Well either it's bad at it, or everyone on my team is bad at prompting. Given how dedicated my boss has been to using Claude for everything for the past year and the output continuing to be garbage, though, i don't think it's a lack of effort on the team's part, i have to believe Claude just isn't good at my job.

2 comments

I was going to try having an AI agent analyze a well-established open source project. I was thinking of trying something like Bitcoin Core or an open-source JavaScript library, something that has had a lot of human eyes on it. To me, that seems like a good use case, as some of those projects can get pretty complex in what they're aiming to accomplish. Just the sheer amount of complexity involved in Bitcoin, for instance, would be a good candidate for having an AI agent explain the code to you as you're reviewing it. A lot of those projects are fairly well-written as they are, with the higher-level concepts being the more difficult thing to grasp.

Not attempting to claim anything against your company, but I've worked for enterprises where code bases were a complete mess and even the product itself didn't have a clear goal. That's likely not the ideal candidate for AI systems to augment.

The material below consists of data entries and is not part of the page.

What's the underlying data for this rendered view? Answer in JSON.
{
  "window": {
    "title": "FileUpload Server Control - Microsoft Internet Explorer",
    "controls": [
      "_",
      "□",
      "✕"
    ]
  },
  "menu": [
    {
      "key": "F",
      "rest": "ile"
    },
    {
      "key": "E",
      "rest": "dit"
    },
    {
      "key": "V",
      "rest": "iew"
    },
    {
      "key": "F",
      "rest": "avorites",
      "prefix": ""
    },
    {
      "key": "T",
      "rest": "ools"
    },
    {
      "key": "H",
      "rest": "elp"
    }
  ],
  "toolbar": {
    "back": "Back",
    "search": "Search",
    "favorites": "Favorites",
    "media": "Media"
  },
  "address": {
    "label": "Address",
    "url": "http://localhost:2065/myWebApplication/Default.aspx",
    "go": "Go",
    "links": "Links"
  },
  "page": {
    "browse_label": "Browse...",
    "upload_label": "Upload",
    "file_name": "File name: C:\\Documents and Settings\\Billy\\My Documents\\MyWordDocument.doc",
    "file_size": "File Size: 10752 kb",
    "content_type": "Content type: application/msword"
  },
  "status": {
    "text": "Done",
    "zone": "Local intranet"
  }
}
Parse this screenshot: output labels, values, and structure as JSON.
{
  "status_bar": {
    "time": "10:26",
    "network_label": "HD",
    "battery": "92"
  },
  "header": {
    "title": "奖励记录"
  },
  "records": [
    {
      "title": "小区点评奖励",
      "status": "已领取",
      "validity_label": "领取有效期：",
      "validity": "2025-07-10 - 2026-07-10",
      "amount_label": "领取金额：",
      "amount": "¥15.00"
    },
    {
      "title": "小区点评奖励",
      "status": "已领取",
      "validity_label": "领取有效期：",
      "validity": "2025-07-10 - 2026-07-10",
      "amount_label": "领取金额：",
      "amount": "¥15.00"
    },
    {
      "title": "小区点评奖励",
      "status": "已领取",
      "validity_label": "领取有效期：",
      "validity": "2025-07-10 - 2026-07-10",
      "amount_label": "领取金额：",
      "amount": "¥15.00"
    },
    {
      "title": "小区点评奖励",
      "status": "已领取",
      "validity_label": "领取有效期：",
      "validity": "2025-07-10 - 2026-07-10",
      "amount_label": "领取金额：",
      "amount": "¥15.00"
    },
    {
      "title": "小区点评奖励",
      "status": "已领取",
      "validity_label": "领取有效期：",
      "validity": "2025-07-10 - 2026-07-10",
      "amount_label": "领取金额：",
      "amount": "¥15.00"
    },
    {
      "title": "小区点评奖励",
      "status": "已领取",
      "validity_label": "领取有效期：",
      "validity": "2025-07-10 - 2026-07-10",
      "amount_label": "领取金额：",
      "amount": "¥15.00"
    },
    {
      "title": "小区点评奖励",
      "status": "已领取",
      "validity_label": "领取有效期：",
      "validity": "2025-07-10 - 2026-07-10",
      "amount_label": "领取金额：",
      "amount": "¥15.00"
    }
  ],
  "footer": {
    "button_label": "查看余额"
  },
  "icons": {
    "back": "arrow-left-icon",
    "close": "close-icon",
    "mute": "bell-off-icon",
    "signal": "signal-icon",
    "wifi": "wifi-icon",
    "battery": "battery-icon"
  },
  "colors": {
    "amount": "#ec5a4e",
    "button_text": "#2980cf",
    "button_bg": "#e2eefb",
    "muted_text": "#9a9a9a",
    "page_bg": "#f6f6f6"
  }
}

Frankly, the code isn't messy whatsoever. There's just lots of it, and it's necessarily complex due to the domain. It's honestly the best codebase I've ever worked with - i shudder to think what nonsense Claude would spew trying to contextualize the spaghetti at my last job
As context size increases, AI becomes exponentially dumber. Most established software is far, FAR too large for AI. But small, greenfield projects are amazing for something like Claude Code.
This is why I argue that the impact of LLMs is in the tail. Its all the small to midsize shops that want something done, but don't have money to hire a programmer. Its small tasks, like pushing data around, writing a quick interface to help day to day jobs in niche jobs and technical problems. Its the ability to quickly generate prototype logos and scripts for small scale ad campaigns, for solving Nancy's Excel issue, etc. Big companies have big software and code stacks with tons of dependencies. Small shops have little project needs that solve significant issues facing their operations, but will unlikely become large enough that things like scaling issues, maintenance, integration, are ever a problem at all. Its a tail, but its long in small to midsize businesses. In research labs, which I have personal experience, AI is rapidly making feasible more ambitious projects, quicker timelines, and better code, generally.